Reportedly, the testing of the new EW system appears to confirm these stated capabilities, and its potential naval application. These tests also serve to indicate the type of ranges involved in its use during maritime operations. Assessments and efforts to confirm the reliability and safety of the system were carried out, inter alia, at the Natalia Bekhtereva Institute of the Human Brain in Moscow. Volunteers were tested in their ability to maintain accuracy in firing small arms and sniper weapons, in response to the use of the Filin EW system. Up to 20 percent of the individuals reported experiencing hallucinogenic effects, describing a spot or spots floating in front of their eyes, while 45 percent complained of a variety of exposure symptoms including dizziness, nausea and disorientation. It was unclear, however, as to how long these symptoms persisted during these tests. According to Roselektronika, the range of the Filin is up to 5,000 meters. But the effects of its use against small arms and sniper usage seems more restricted, at around 2,000 meters. Given its testing against such targets, it is probable that it is viewed partly as an EW system for support during naval infantry coastal operations and to counter enemy coastal defense. Based on these trials, the Filin appears to be an effective EW suppression and jamming system that provides for non-lethal ways to reduce the accuracy of enemy firepower locally, as well as to interfere with the movements of enemy forces (Argumenty i Fakty, February 2).
Roselektronika will also develop a miniature version of the 5P-42 Filin for use by counter-terrorist forces in the National Guard (Rosgvardia) and other law enforcement agencies. The company claims its prototype will be ready in 2019 and is said to have an effective range of up to 700 meters, with an impact sector of 10–15 degrees. Roselektronika has been keen to promote both the naval and security forces’ versions of the Filin systems but offers no information on the precise size and specifications of these stations. While stating that the naval variant functions at ranges of up to 2.69 nautical miles, it is unknown whether this is a fixed or mounted system, or if it can also be made mobile for more flexible use by naval infantry. (Topwar.ru, December 20, 2018).
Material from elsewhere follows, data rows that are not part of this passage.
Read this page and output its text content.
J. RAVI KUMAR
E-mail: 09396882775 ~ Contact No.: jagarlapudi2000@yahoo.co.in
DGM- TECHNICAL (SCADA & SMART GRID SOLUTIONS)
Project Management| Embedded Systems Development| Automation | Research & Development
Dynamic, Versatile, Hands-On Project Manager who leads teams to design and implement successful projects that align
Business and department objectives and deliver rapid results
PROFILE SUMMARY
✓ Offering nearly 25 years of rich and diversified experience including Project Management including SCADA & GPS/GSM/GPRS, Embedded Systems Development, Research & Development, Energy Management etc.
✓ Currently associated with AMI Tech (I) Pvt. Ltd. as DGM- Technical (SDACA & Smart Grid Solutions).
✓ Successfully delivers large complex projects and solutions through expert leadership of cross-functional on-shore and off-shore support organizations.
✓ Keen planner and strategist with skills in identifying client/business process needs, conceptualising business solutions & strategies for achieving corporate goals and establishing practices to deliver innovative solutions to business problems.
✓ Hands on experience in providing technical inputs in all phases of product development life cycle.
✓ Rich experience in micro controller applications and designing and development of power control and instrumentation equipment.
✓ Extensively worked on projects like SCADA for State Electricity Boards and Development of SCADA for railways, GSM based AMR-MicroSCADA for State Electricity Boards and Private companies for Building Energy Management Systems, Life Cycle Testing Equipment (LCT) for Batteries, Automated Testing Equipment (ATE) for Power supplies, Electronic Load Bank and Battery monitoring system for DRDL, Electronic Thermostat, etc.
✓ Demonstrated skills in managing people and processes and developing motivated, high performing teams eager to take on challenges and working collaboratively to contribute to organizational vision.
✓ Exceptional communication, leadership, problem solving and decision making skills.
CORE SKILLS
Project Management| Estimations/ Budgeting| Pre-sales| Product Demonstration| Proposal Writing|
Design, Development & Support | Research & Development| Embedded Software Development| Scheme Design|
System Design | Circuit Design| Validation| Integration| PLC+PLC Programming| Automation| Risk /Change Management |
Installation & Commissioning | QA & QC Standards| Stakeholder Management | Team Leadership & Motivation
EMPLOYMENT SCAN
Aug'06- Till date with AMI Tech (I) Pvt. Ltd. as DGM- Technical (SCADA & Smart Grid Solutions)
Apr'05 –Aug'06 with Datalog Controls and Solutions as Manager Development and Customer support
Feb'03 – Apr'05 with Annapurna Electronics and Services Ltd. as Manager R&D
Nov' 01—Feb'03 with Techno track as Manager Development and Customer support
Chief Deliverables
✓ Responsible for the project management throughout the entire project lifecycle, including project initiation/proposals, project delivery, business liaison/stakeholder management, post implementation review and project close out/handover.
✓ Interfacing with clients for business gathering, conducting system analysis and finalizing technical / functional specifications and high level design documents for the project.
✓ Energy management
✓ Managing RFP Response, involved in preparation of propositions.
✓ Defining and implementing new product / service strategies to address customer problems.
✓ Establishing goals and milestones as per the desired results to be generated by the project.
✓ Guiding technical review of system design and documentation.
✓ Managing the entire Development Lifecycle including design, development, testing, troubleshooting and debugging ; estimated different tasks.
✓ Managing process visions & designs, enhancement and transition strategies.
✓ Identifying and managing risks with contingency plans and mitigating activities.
Some Russian media reports speculate that the technology used in the Filin EW stations draws upon experimental prototype technology that may have been used in attacks against US diplomatic personnel in Cuba. It may also be part of an attempt to catch up with similar developments in China’s EW capabilities. Whether there is any factual basis to this remains unclear. Yet the aims of the technology appear similar—to attack enemy optical nerves, among other additional targets in the electromagnetic spectrum (Gazeta.ru, February 2, 2019).
While the 5P-42-Filin is certainly a new EW system, the naval variety, as opposed to the smaller security forces system currently in development, targets maritime forces at the high-technology end of modern conflict. So far, the new system has only been introduced to a limited number of surface vessels; nonetheless, this seems consistent with further trialing and experimentation, prior to future wider procurement. The introduction of such EW systems, coupled with Russian use of EW in support of its operations in Syria, certainly suggests that any future conflict with NATO, however limited in scope, will be marked by a heavily contested electromagnetic spectrum operational environment.